Iraqi unable to shake the feeling of homelessness
DISPATCH FROM BAGHDAD
Reporter is able to get back his Baghdad home from squatters, but the plundered house and the state of the country leave him feeling bereft.
BAGHDAD — My family's home was taken over by insurgents 19 months ago. On Sunday, we got it back.
Until a couple of months ago, the people who had settled into my parents' house were strangers. They were a Sunni Arab family displaced from a predominantly Shiite Muslim neighborhood during Baghdad's sectarian conflict. Like a lot of Iraqis, they went to somewhere friendly to their sect and moved into a vacant house. In this case, it was our home, in the west Baghdad neighborhood of Adel.
Then, the Iraqi government issued an ultimatum ordering squatters in Adel to leave by Sept. 2. Luay Mahmoud, the man staying at my home with his family, called and asked whether I could talk to security officials so they would let him leave safely with his belongings.
I agreed.
My good friend Caesar Ahmed offered to come with me Sunday to my old neighborhood. The drive there was uneventful. There was no excitement on my part. It was as if the last 19 months and the ordeal of losing a house, first to gunmen and then to squatters, had never happened.

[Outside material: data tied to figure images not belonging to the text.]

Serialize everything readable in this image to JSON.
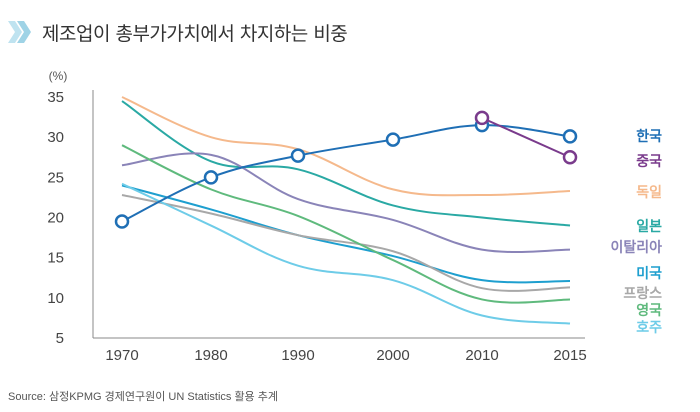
{
  "header": {
    "title": "제조업이 총부가가치에서 차지하는 비중",
    "icon": "double-chevron-right-icon",
    "icon_color": "#9fd3e6"
  },
  "source": "Source: 삼정KPMG 경제연구원이 UN Statistics 활용 추계",
  "chart_data": {
    "type": "line",
    "unit_label": "(%)",
    "x_ticks": [
      "1970",
      "1980",
      "1990",
      "2000",
      "2010",
      "2015"
    ],
    "y_ticks": [
      "35",
      "30",
      "25",
      "20",
      "15",
      "10",
      "5"
    ],
    "ylim": [
      5,
      35
    ],
    "grid": false,
    "legend_position": "right",
    "series": [
      {
        "name": "한국",
        "color": "#1f6fb5",
        "markers": true,
        "points": [
          [
            1970,
            19.5
          ],
          [
            1980,
            25
          ],
          [
            1990,
            27.7
          ],
          [
            2000,
            29.7
          ],
          [
            2010,
            31.5
          ],
          [
            2015,
            30.1
          ]
        ]
      },
      {
        "name": "중국",
        "color": "#7a3b8c",
        "markers": true,
        "points": [
          [
            2010,
            32.4
          ],
          [
            2015,
            27.5
          ]
        ]
      },
      {
        "name": "독일",
        "color": "#f5b98c",
        "markers": false,
        "points": [
          [
            1970,
            35
          ],
          [
            1980,
            30
          ],
          [
            1990,
            28.5
          ],
          [
            2000,
            23.5
          ],
          [
            2010,
            22.8
          ],
          [
            2015,
            23.3
          ]
        ]
      },
      {
        "name": "일본",
        "color": "#2aa9a4",
        "markers": false,
        "points": [
          [
            1970,
            34.5
          ],
          [
            1980,
            27
          ],
          [
            1990,
            26
          ],
          [
            2000,
            21.5
          ],
          [
            2010,
            20
          ],
          [
            2015,
            19
          ]
        ]
      },
      {
        "name": "이탈리아",
        "color": "#8a84b8",
        "markers": false,
        "points": [
          [
            1970,
            26.5
          ],
          [
            1980,
            27.8
          ],
          [
            1990,
            22.3
          ],
          [
            2000,
            19.7
          ],
          [
            2010,
            16
          ],
          [
            2015,
            16
          ]
        ]
      },
      {
        "name": "미국",
        "color": "#1e9fcf",
        "markers": false,
        "points": [
          [
            1970,
            24
          ],
          [
            1980,
            21
          ],
          [
            1990,
            17.8
          ],
          [
            2000,
            15.2
          ],
          [
            2010,
            12.2
          ],
          [
            2015,
            12.1
          ]
        ]
      },
      {
        "name": "프랑스",
        "color": "#a8a8a8",
        "markers": false,
        "points": [
          [
            1970,
            22.8
          ],
          [
            1980,
            20.5
          ],
          [
            1990,
            17.8
          ],
          [
            2000,
            15.8
          ],
          [
            2010,
            11.2
          ],
          [
            2015,
            11.3
          ]
        ]
      },
      {
        "name": "영국",
        "color": "#5fba7d",
        "markers": false,
        "points": [
          [
            1970,
            29
          ],
          [
            1980,
            23.5
          ],
          [
            1990,
            20.2
          ],
          [
            2000,
            14.7
          ],
          [
            2010,
            9.8
          ],
          [
            2015,
            9.8
          ]
        ]
      },
      {
        "name": "호주",
        "color": "#6ecce8",
        "markers": false,
        "points": [
          [
            1970,
            24.2
          ],
          [
            1980,
            19
          ],
          [
            1990,
            14
          ],
          [
            2000,
            12.2
          ],
          [
            2010,
            7.8
          ],
          [
            2015,
            6.8
          ]
        ]
      }
    ]
  }
}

The neighborhood hadn't changed much, with the exception of Iraqi soldiers and their armored vehicles manning every corner in place of the Sunni fighters and other gunmen who once controlled the area.
We reached the gate of the stucco duplex just before 11 a.m.
"It looks fine, huh?" Caesar said as we stood there.
"Looks fine from the outside. God knows how it looks from within," I answered.
A small man in his late 20s or early 30s approached from the other side of the gate. We cordially greeted each other.
Luay Mahmoud, who had lived there about a year, was soft-spoken and seemed decent. I had feared I would lose my temper when meeting him, but it was as if my emotions were depleted. I didn't feel anything. I wondered whether Mahmoud and his family weren't victims, just like me and my family.
Most of my mixed Sunni-Shiite family had left Iraq in the fall of 2006 because of the violence. I'd stayed behind and kept watch on the house until January 2007, when Sunni insurgents took over the neighborhood and its homes. Over time, the insurgents had been driven out, and squatters had moved in.
Inside, the heavy furniture was still there, but everything else was gone: the chinaware, crystal, silver, family pictures, Persian rugs and God knows what else.
Mahmoud insisted that this was how it was when he got here. We found some of the doors upstairs broken down and pocked with bullet holes.